This is the second year an Elmont Memorial High School student has been accepted to all eight Ivy League schools.
Augusta Uwamanzu-Nna plans to pursue a science-related major.
There must be something in the water at Elmont Memorial High School.
For the second year in a row, an Elmont Memorial High School student has been accepted to all eight Ivy League schools. Last year, the Long Island high school’s salutatorian Harold Ekeh chose to attend Yale University after having his pick of all eight Ivy League schools. This year, Augusta Uwamanzu-Nna, Elmont’s valedictorian, will face the same decision.
“Having two students get accepted into all eight Ivy League institutions in back-to-back years is humbling but also speaks to the incredible commitment to children by the families and staff within the EMHS Community,” said Kevin Dougherty, Elmont Memorial High School principal.
Uwamanzu-Nna was also accepted to the four additional schools to which she applied. The experience has been surreal, Uwamanzu-Nna said in a press release.
“My recent accomplishments reflect the hardworking ideals of the town of Elmont, my supportive parents and my dedicated teachers. I am elated, but most importantly, I am thankful,” she said.
Ekeh and Uwamanzu-Nna are both Nigerian. Ekeh was born in Nigeria and came to the United States when he was 8. Uwamanzu-Nna is the daughter of Nigerian immigrants.
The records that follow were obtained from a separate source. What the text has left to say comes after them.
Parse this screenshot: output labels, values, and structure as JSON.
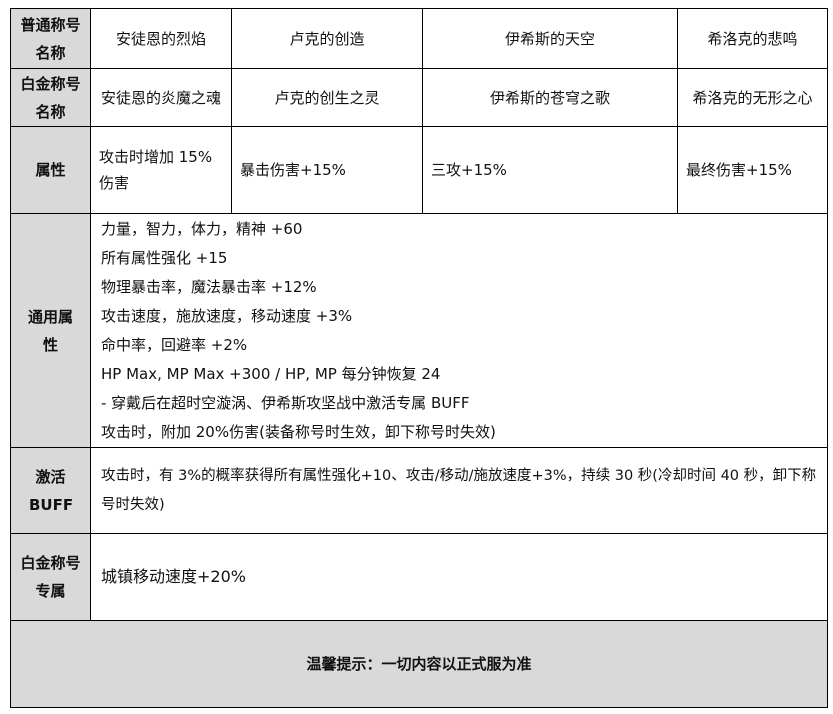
{
  "rows": {
    "normal_title": {
      "label": "普通称号名称",
      "values": [
        "安徒恩的烈焰",
        "卢克的创造",
        "伊希斯的天空",
        "希洛克的悲鸣"
      ]
    },
    "platinum_title": {
      "label": "白金称号名称",
      "values": [
        "安徒恩的炎魔之魂",
        "卢克的创生之灵",
        "伊希斯的苍穹之歌",
        "希洛克的无形之心"
      ]
    },
    "attribute": {
      "label": "属性",
      "values": [
        "攻击时增加 15%伤害",
        "暴击伤害+15%",
        "三攻+15%",
        "最终伤害+15%"
      ]
    },
    "common": {
      "label": "通用属性",
      "lines": [
        "力量，智力，体力，精神  +60",
        "所有属性强化  +15",
        "物理暴击率，魔法暴击率  +12%",
        "攻击速度，施放速度，移动速度  +3%",
        "命中率，回避率  +2%",
        "HP Max, MP Max +300 / HP, MP  每分钟恢复 24",
        "-  穿戴后在超时空漩涡、伊希斯攻坚战中激活专属 BUFF",
        "攻击时，附加 20%伤害(装备称号时生效，卸下称号时失效)"
      ]
    },
    "buff": {
      "label": "激活BUFF",
      "text": "攻击时，有 3%的概率获得所有属性强化+10、攻击/移动/施放速度+3%，持续 30 秒(冷却时间 40 秒，卸下称号时失效)"
    },
    "platinum_exclusive": {
      "label": "白金称号专属",
      "text": "城镇移动速度+20%"
    }
  },
  "footer": "温馨提示：一切内容以正式服为准"
}
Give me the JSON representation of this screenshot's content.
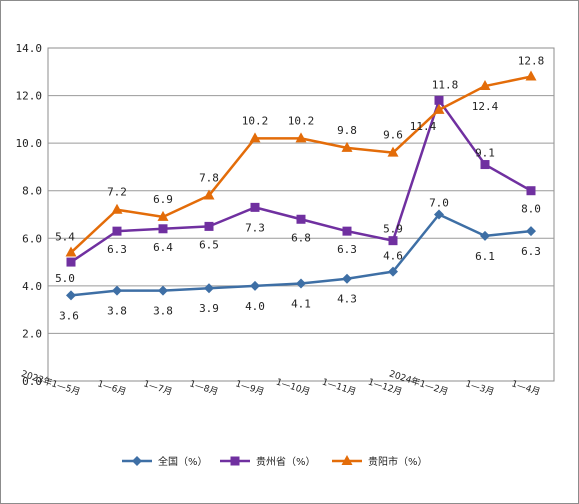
{
  "chart_data": {
    "type": "line",
    "title": "",
    "xlabel": "",
    "ylabel": "",
    "categories": [
      "2023年1—5月",
      "1—6月",
      "1—7月",
      "1—8月",
      "1—9月",
      "1—10月",
      "1—11月",
      "1—12月",
      "2024年1—2月",
      "1—3月",
      "1—4月"
    ],
    "ylim": [
      0,
      14
    ],
    "yticks": [
      "0.0",
      "2.0",
      "4.0",
      "6.0",
      "8.0",
      "10.0",
      "12.0",
      "14.0"
    ],
    "grid": true,
    "legend_position": "bottom",
    "series": [
      {
        "name": "全国（%）",
        "color": "#3e6fa5",
        "marker": "diamond",
        "values": [
          3.6,
          3.8,
          3.8,
          3.9,
          4.0,
          4.1,
          4.3,
          4.6,
          7.0,
          6.1,
          6.3
        ],
        "labels": [
          "3.6",
          "3.8",
          "3.8",
          "3.9",
          "4.0",
          "4.1",
          "4.3",
          "4.6",
          "7.0",
          "6.1",
          "6.3"
        ]
      },
      {
        "name": "贵州省（%）",
        "color": "#7030a0",
        "marker": "square",
        "values": [
          5.0,
          6.3,
          6.4,
          6.5,
          7.3,
          6.8,
          6.3,
          5.9,
          11.8,
          9.1,
          8.0
        ],
        "labels": [
          "5.0",
          "6.3",
          "6.4",
          "6.5",
          "7.3",
          "6.8",
          "6.3",
          "5.9",
          "11.8",
          "9.1",
          "8.0"
        ]
      },
      {
        "name": "贵阳市（%）",
        "color": "#e36c09",
        "marker": "triangle",
        "values": [
          5.4,
          7.2,
          6.9,
          7.8,
          10.2,
          10.2,
          9.8,
          9.6,
          11.4,
          12.4,
          12.8
        ],
        "labels": [
          "5.4",
          "7.2",
          "6.9",
          "7.8",
          "10.2",
          "10.2",
          "9.8",
          "9.6",
          "11.4",
          "12.4",
          "12.8"
        ]
      }
    ]
  }
}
“Though I was born here in America, I visited Nigeria many times,” Uwamanzu-Nna told CNN affiliate WABC. “And I’ve seen that my cousins don’t have the same opportunities that I have. So definitely, whatever I do, I want to make sure that it has an impact on Nigeria.”
Uwamanzu-Nna plans to pursue a science-related major. She was a finalist in the 2016 Intel Science Talent Search for her research on cement that could help prevent underwater oil rigs from rupturing. On Monday, she received an invitation to the White House Science Fair.
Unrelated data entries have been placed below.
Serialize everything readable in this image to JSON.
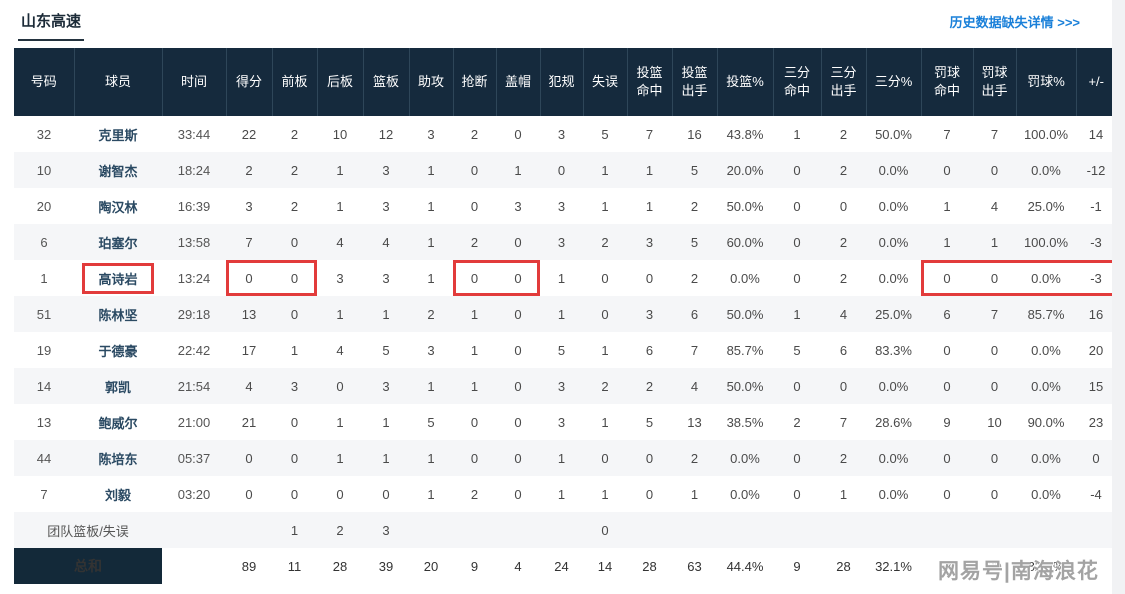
{
  "header": {
    "team_name": "山东高速",
    "history_link": "历史数据缺失详情 >>>"
  },
  "colors": {
    "header_bg": "#152a3d",
    "total_bg": "#132939",
    "accent_blue": "#1a80d9",
    "highlight_red": "#e23b3b",
    "row_alt_bg": "#f5f6f8"
  },
  "table": {
    "columns": [
      "号码",
      "球员",
      "时间",
      "得分",
      "前板",
      "后板",
      "篮板",
      "助攻",
      "抢断",
      "盖帽",
      "犯规",
      "失误",
      "投篮\n命中",
      "投篮\n出手",
      "投篮%",
      "三分\n命中",
      "三分\n出手",
      "三分%",
      "罚球\n命中",
      "罚球\n出手",
      "罚球%",
      "+/-"
    ],
    "players": [
      {
        "no": "32",
        "name": "克里斯",
        "time": "33:44",
        "stats": [
          "22",
          "2",
          "10",
          "12",
          "3",
          "2",
          "0",
          "3",
          "5",
          "7",
          "16",
          "43.8%",
          "1",
          "2",
          "50.0%",
          "7",
          "7",
          "100.0%",
          "14"
        ]
      },
      {
        "no": "10",
        "name": "谢智杰",
        "time": "18:24",
        "stats": [
          "2",
          "2",
          "1",
          "3",
          "1",
          "0",
          "1",
          "0",
          "1",
          "1",
          "5",
          "20.0%",
          "0",
          "2",
          "0.0%",
          "0",
          "0",
          "0.0%",
          "-12"
        ]
      },
      {
        "no": "20",
        "name": "陶汉林",
        "time": "16:39",
        "stats": [
          "3",
          "2",
          "1",
          "3",
          "1",
          "0",
          "3",
          "3",
          "1",
          "1",
          "2",
          "50.0%",
          "0",
          "0",
          "0.0%",
          "1",
          "4",
          "25.0%",
          "-1"
        ]
      },
      {
        "no": "6",
        "name": "珀塞尔",
        "time": "13:58",
        "stats": [
          "7",
          "0",
          "4",
          "4",
          "1",
          "2",
          "0",
          "3",
          "2",
          "3",
          "5",
          "60.0%",
          "0",
          "2",
          "0.0%",
          "1",
          "1",
          "100.0%",
          "-3"
        ]
      },
      {
        "no": "1",
        "name": "高诗岩",
        "time": "13:24",
        "stats": [
          "0",
          "0",
          "3",
          "3",
          "1",
          "0",
          "0",
          "1",
          "0",
          "0",
          "2",
          "0.0%",
          "0",
          "2",
          "0.0%",
          "0",
          "0",
          "0.0%",
          "-3"
        ]
      },
      {
        "no": "51",
        "name": "陈林坚",
        "time": "29:18",
        "stats": [
          "13",
          "0",
          "1",
          "1",
          "2",
          "1",
          "0",
          "1",
          "0",
          "3",
          "6",
          "50.0%",
          "1",
          "4",
          "25.0%",
          "6",
          "7",
          "85.7%",
          "16"
        ]
      },
      {
        "no": "19",
        "name": "于德豪",
        "time": "22:42",
        "stats": [
          "17",
          "1",
          "4",
          "5",
          "3",
          "1",
          "0",
          "5",
          "1",
          "6",
          "7",
          "85.7%",
          "5",
          "6",
          "83.3%",
          "0",
          "0",
          "0.0%",
          "20"
        ]
      },
      {
        "no": "14",
        "name": "郭凯",
        "time": "21:54",
        "stats": [
          "4",
          "3",
          "0",
          "3",
          "1",
          "1",
          "0",
          "3",
          "2",
          "2",
          "4",
          "50.0%",
          "0",
          "0",
          "0.0%",
          "0",
          "0",
          "0.0%",
          "15"
        ]
      },
      {
        "no": "13",
        "name": "鲍威尔",
        "time": "21:00",
        "stats": [
          "21",
          "0",
          "1",
          "1",
          "5",
          "0",
          "0",
          "3",
          "1",
          "5",
          "13",
          "38.5%",
          "2",
          "7",
          "28.6%",
          "9",
          "10",
          "90.0%",
          "23"
        ]
      },
      {
        "no": "44",
        "name": "陈培东",
        "time": "05:37",
        "stats": [
          "0",
          "0",
          "1",
          "1",
          "1",
          "0",
          "0",
          "1",
          "0",
          "0",
          "2",
          "0.0%",
          "0",
          "2",
          "0.0%",
          "0",
          "0",
          "0.0%",
          "0"
        ]
      },
      {
        "no": "7",
        "name": "刘毅",
        "time": "03:20",
        "stats": [
          "0",
          "0",
          "0",
          "0",
          "1",
          "2",
          "0",
          "1",
          "1",
          "0",
          "1",
          "0.0%",
          "0",
          "1",
          "0.0%",
          "0",
          "0",
          "0.0%",
          "-4"
        ]
      }
    ],
    "team_row": {
      "label": "团队篮板/失误",
      "stats": [
        "",
        "1",
        "2",
        "3",
        "",
        "",
        "",
        "",
        "0",
        "",
        "",
        "",
        "",
        "",
        "",
        "",
        "",
        "",
        ""
      ]
    },
    "total_row": {
      "label": "总和",
      "stats": [
        "89",
        "11",
        "28",
        "39",
        "20",
        "9",
        "4",
        "24",
        "14",
        "28",
        "63",
        "44.4%",
        "9",
        "28",
        "32.1%",
        "24",
        "29",
        "82.8%",
        ""
      ]
    },
    "highlight": {
      "player": "高诗岩",
      "name_boxed": true,
      "stat_groups": [
        [
          0,
          1
        ],
        [
          5,
          6
        ],
        [
          15,
          18
        ]
      ]
    }
  },
  "watermark": "网易号|南海浪花"
}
She is hoping to attend a school where she is able to combine her varied scientific interests, which include biochemistry and environmental studies, she said in the press release.
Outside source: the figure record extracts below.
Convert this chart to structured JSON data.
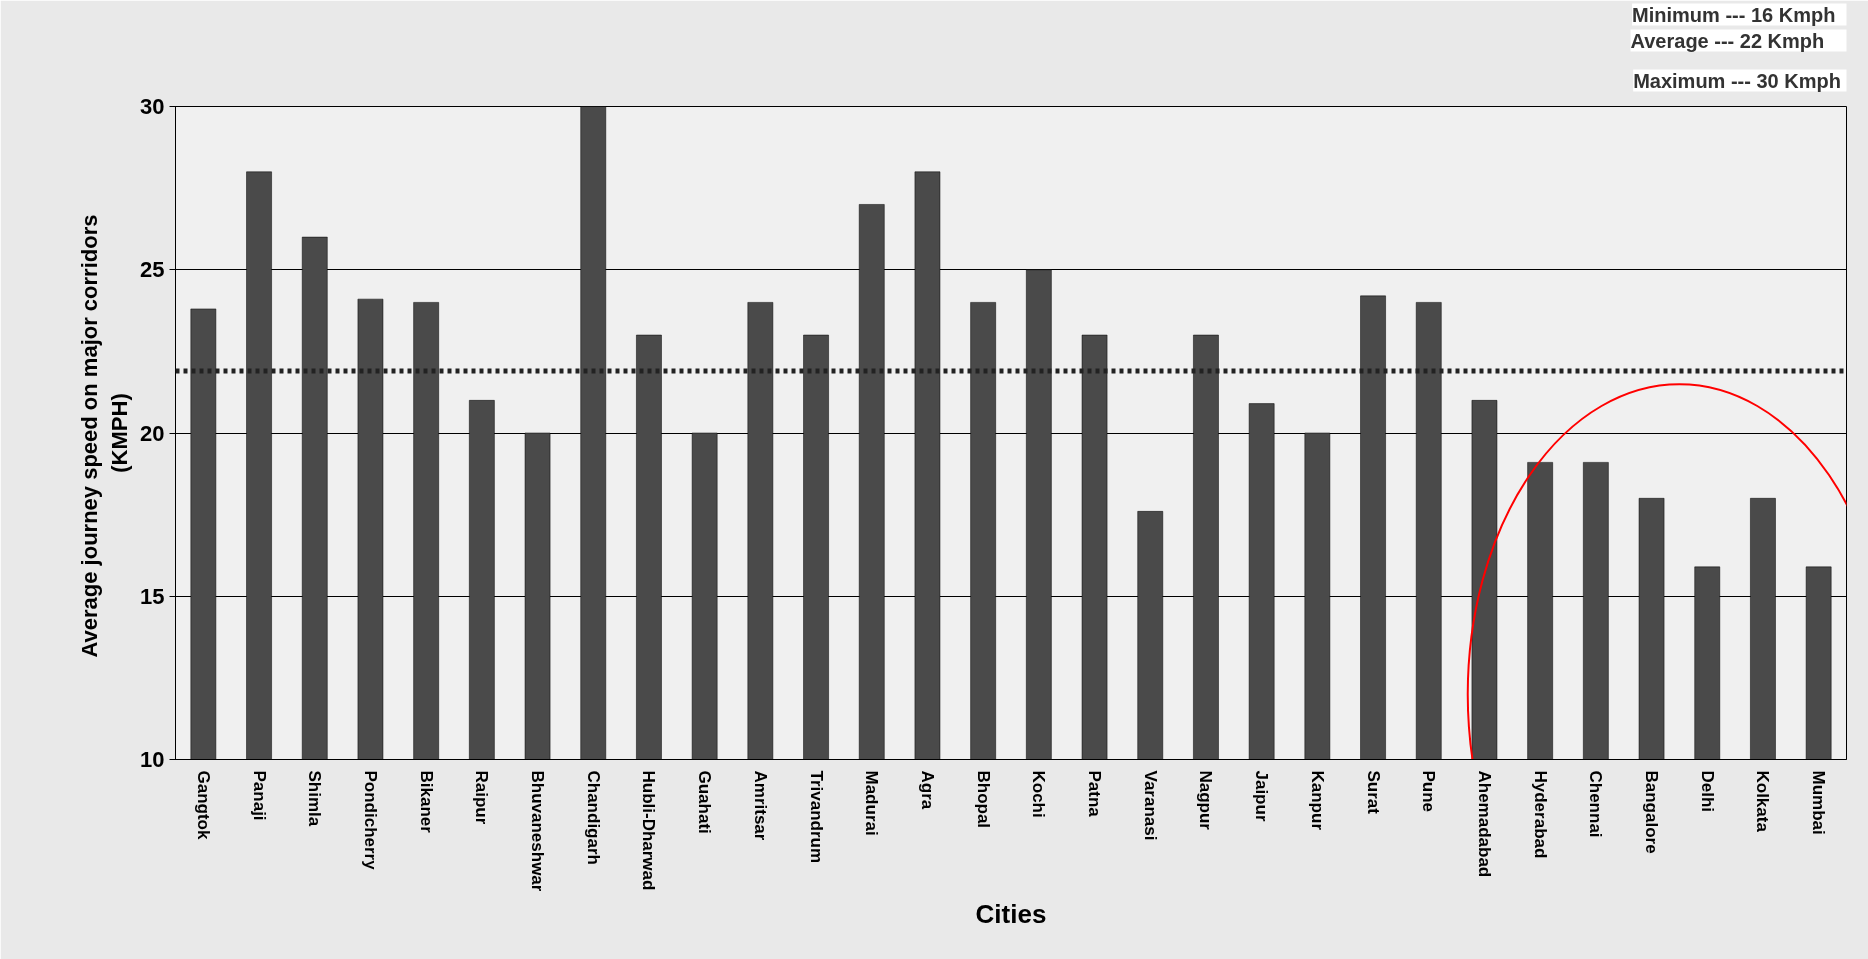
{
  "chart_data": {
    "type": "bar",
    "xlabel": "Cities",
    "ylabel": "Average journey speed  on major corridors\n(KMPH)",
    "categories": [
      "Gangtok",
      "Panaji",
      "Shimla",
      "Pondicherry",
      "Bikaner",
      "Raipur",
      "Bhuvaneshwar",
      "Chandigarh",
      "Hubli-Dharwad",
      "Guahati",
      "Amritsar",
      "Trivandrum",
      "Madurai",
      "Agra",
      "Bhopal",
      "Kochi",
      "Patna",
      "Varanasi",
      "Nagpur",
      "Jaipur",
      "Kanpur",
      "Surat",
      "Pune",
      "Ahemadabad",
      "Hyderabad",
      "Chennai",
      "Bangalore",
      "Delhi",
      "Kolkata",
      "Mumbai"
    ],
    "values": [
      23.8,
      28,
      26,
      24.1,
      24,
      21,
      20,
      30,
      23,
      20,
      24,
      23,
      27,
      28,
      24,
      25,
      23,
      17.6,
      23,
      20.9,
      20,
      24.2,
      24,
      21,
      19.1,
      19.1,
      18,
      15.9,
      18,
      15.9
    ],
    "color": "#4a4a4a",
    "ylim": [
      10,
      30
    ],
    "yticks": [
      10,
      15,
      20,
      25,
      30
    ],
    "grid": "y",
    "ref_lines": [
      {
        "axis": "y",
        "value": 21.9,
        "color": "#222222",
        "line_style": "dotted"
      }
    ],
    "annotations": [
      "Minimum  ---  16 Kmph",
      "Average   ---  22  Kmph",
      "Maximum ---  30 Kmph"
    ]
  }
}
There are no secrets to academic success, she said. Her 101.64 weighted GPA was earned through hard work.
“I’ve struggled with numerous classes in the past,” Uwamanzu-Nna told WABC. “But I guess what allowed me to be successful … is my persistence and my tenacity.”
Uwamanzu-Nna hasn’t made a final decision on what school she will attend, but with acceptance to 12 schools, she has a tough decision to make.